Artists and artisans display wares to crowds at 17th Annual Arts in the Park

lgierer@ledger-enquirer.comMay 19, 2013 

Everywhere she looked Sunday at the 17th Annual Arts in the Park artist Robin H. Harrell saw people she figured would be interested in her work. That's because they brought their dogs.

"There are sure a lot of animal lovers here," said Harrell, whose tent in Lakebottom Park featured portraits of a variety of dogs, including her own Gracie.

More than 25 dogs were featured in one portrait.

"There are more homes with pets than there are with children," said the Columbus woman.

When commissioned to do a pet portrait, Harrell takes a photograph of the animal and paints from that.

"It is another way to remember a beloved pet," she said.

She was glad to see a

threat of rain did not keep many people away and called Arts in the Park a "good excuse to get the community together."

Cars lined the streets.

Those in attendance walked the grounds eating polish sausages, barbecue and funnel cakes and listened to bluegrass music.

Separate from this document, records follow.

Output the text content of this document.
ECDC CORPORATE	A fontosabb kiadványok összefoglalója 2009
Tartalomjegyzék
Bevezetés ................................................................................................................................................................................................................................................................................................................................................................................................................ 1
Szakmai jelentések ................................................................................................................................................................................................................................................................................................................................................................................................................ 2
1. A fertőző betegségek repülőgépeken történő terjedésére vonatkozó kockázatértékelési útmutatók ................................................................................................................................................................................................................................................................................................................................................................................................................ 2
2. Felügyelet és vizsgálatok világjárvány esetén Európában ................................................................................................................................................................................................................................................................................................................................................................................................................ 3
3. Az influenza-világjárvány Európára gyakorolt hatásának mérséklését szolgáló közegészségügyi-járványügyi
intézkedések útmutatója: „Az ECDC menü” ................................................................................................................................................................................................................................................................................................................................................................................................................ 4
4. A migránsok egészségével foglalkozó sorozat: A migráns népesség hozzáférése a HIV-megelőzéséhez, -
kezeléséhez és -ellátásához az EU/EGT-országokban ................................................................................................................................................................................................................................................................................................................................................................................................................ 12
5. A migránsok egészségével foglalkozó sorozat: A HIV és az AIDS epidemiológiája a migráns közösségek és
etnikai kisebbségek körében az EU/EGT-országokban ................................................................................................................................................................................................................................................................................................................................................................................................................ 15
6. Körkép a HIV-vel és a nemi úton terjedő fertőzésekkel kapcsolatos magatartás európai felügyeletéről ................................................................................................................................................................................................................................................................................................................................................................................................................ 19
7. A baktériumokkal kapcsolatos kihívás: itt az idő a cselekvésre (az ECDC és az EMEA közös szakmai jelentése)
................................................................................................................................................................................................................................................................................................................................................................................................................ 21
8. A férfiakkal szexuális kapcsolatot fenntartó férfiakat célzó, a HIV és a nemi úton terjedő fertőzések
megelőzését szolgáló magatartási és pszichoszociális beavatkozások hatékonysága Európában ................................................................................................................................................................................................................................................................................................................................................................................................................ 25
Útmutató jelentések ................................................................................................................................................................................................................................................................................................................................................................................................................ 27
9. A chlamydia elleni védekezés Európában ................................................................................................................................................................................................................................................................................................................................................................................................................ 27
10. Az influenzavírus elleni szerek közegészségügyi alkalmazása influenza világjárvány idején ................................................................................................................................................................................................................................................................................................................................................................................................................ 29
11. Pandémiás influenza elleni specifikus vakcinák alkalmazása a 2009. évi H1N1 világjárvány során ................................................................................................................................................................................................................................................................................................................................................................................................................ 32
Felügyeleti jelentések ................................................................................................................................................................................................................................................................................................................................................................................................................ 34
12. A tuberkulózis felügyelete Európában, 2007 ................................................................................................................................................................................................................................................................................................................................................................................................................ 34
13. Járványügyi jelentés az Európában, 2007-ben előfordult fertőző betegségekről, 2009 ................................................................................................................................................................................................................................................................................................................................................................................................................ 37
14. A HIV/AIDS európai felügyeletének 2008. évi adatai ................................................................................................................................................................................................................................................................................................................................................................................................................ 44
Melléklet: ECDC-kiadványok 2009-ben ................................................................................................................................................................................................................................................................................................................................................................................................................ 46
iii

Kids went down a big inflatable slide and took pony rides. Some had their faces painted.

Visitors saw not only paintings but wood sculptures, handcrafted jewelry and photography.

Antonio Grady, of Columbus, brought his three-year-old daughter, Maddi.

"She is asking me a lot of questions about the art," Grady said. "It is good that she is exposed to something like this when she is young."

Asked if she was having fun, Maddi smiled and said, "yes."

Harrell agreed with Grady that it is good to expose children to the arts. She said the children might not think about it much now, but it is the beginning of developing an appreciation.

This is the second consecutive year Harrell has brought her work to the Arts in the Park. Harrell, who studied art at Columbus State University, displayed her work several times in the early years of the event but raising children and doing a variety of jobs did not allow her to dedicate as much time to her painting.

"There is a lot of art in me that has to get out," she said. "As I get older there is an urgency about it."